ホームルームが終わり生徒が解散する。スクールバッグに入った小さな紙袋を確認して、光梨と合流する。時刻はお昼前、ホワイトクリスマスとは無縁の雲一つない青空だった。心地よい冷気がプレゼントを渡す緊張と今日でしばらく光梨に会えなくなる寂しさを和らげてくれた。
「冬休みだね」
「だね」
「……」
「どうかした彩瀬?」
だけどやっぱり緊張してそわそわしてしまう。それを光梨は見逃さない。私のことを見てくれていることが少し嬉しくて、そわそわからもじもじに変わる。
出会った頃は話すことがなくて、二人でいるのに二人とも黙ったままなんてことが珍しくない、というかそれが普通だった。特別仲良くなろうと思わなかったし、光梨だって私なんか居なくても生きていける。
「光梨、少し時間ある?」
「夕方までなら、あるよ」
「寄り道していかない?」
「不良さんだ」
くすくすと笑いながらも光梨は私についてきた。いつもは通り過ぎていた小さな公園のベンチに腰を下ろす。
「……」
「……」
かつては心地よかった沈黙が、今は焦燥を駆り立てる要素になった。だけどその焦りに孤独は感じなかった。
一人でやったプレゼントを渡す練習の成果を出す時だ。
「クリスマスと言えば、何でしょう?」
「えー……思いつかないや」
その回答パターンは頭になかった。「他には?」で誘導して、「プレゼント」の単語が出たら「ジャーン」って言って渡す手筈だったのに。
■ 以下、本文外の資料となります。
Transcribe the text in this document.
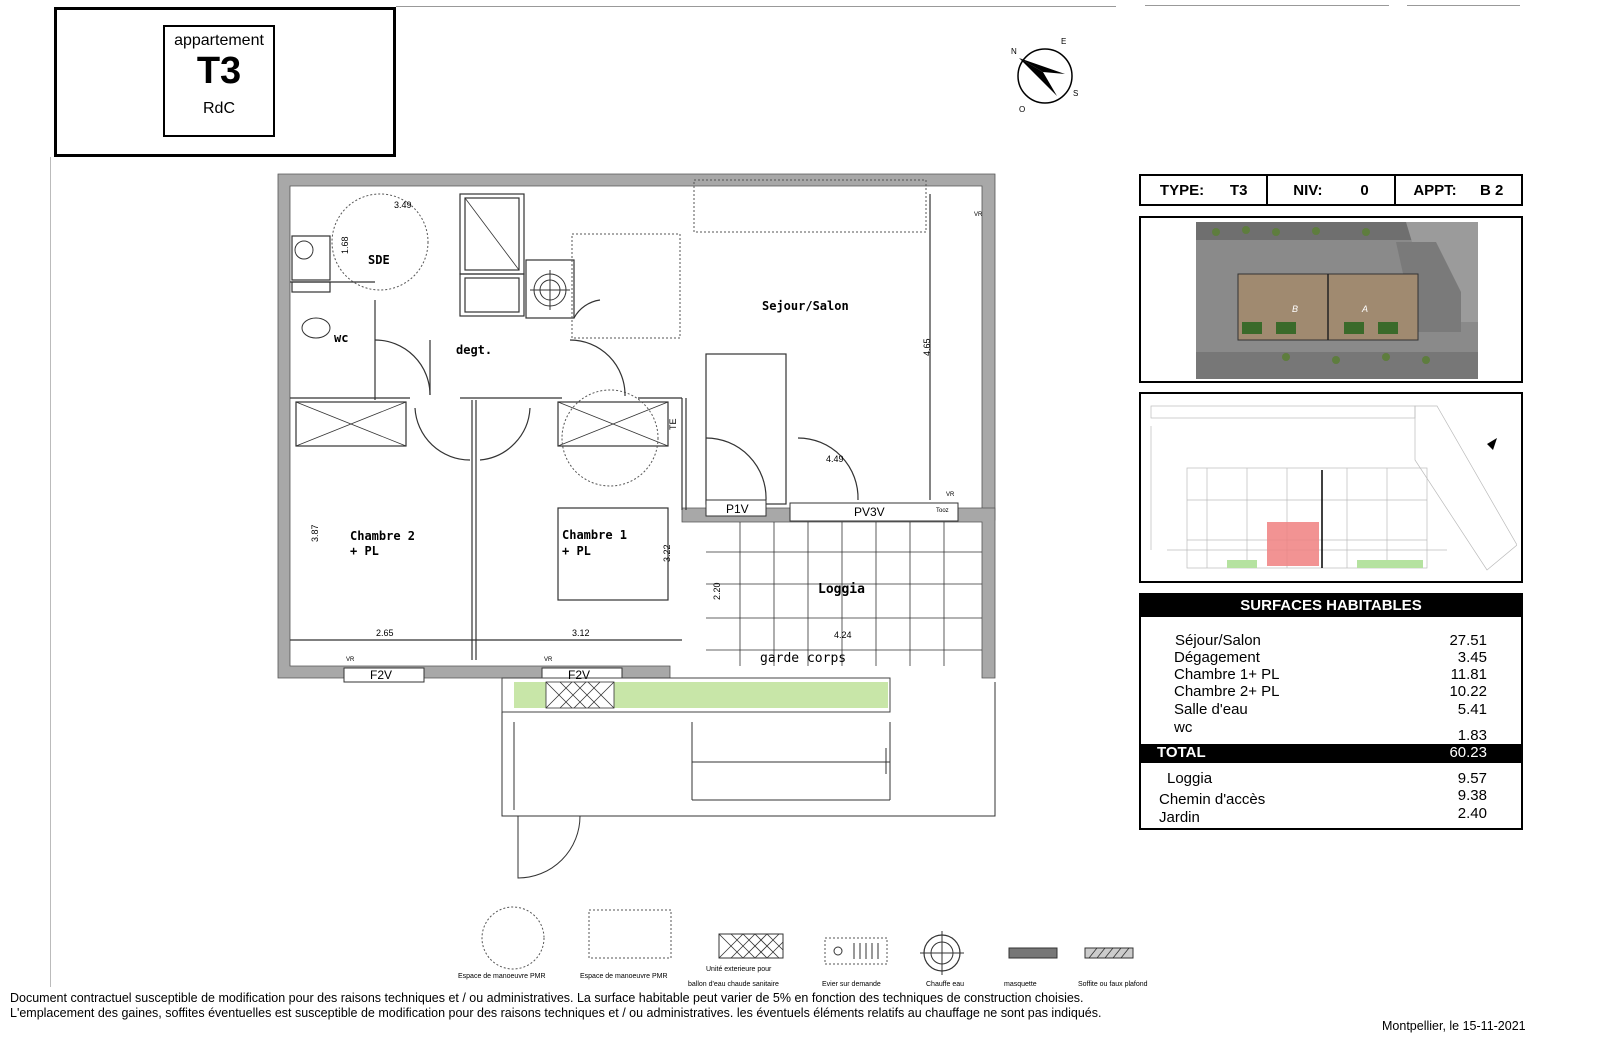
appartement
T3
RdC
N
E
S
O
SDE
wc
degt.
Sejour/Salon
Chambre 2
+ PL
Chambre 1
+ PL
Loggia
garde corps
3.49
1.68
4.65
4.49
3.87
3.22
2.20
2.65	3.12	4.24
P1V	PV3V
F2V	F2V
TE
VR	VR
VR
VR
Tooz
TYPE: T3	NIV:	0	APPT: B 2
B	A
SURFACES HABITABLES
Séjour/Salon	27.51
Dégagement	3.45
Chambre 1+ PL	11.81
Chambre 2+ PL	10.22
Salle d'eau	5.41
wc	1.83
TOTAL	60.23
Loggia	9.57
Chemin d'accès	9.38
Jardin	2.40
Espace de manoeuvre PMR	Espace de manoeuvre PMR
Unité exterieure pour
ballon d'eau chaude sanitaire	Evier sur demande	Chauffe eau	masquette	Soffite ou faux plafond
Document contractuel susceptible de modification pour des raisons techniques et / ou administratives. La surface habitable peut varier de 5% en fonction des techniques de construction choisies.
L'emplacement des gaines, soffites éventuelles est susceptible de modification pour des raisons techniques et / ou administratives. les éventuels éléments relatifs au chauffage ne sont pas indiqués.
Montpellier, le 15-11-2021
混乱して、もう手が勝手にバッグのファスナーを開けていた。
「……」
「……」
「じゃ、じゃーん。光梨にプレゼント」
「……」
光梨は目を丸くして固まった。何秒か経って光梨の視線が私が手に持っている小包から外れて、私と目が合う。
「私に?」
「やっぱり変かな」
「プレゼントなんか初めてもらったから、びっくりして」
「もらったことないの?」
「ないよ。でもどうして彩瀬が私に?」
それは
「それは、私が光梨を大切に思っているからだよ」
照れくささは感じなかった。
自分でもびっくりするぐらいスムーズに包装紙を解いてネックレスを取り出す。
「つける?」
「……っうん」
光梨は泣いていた。人を泣かせたことなんか今までなかったけど、これでよかったと思う。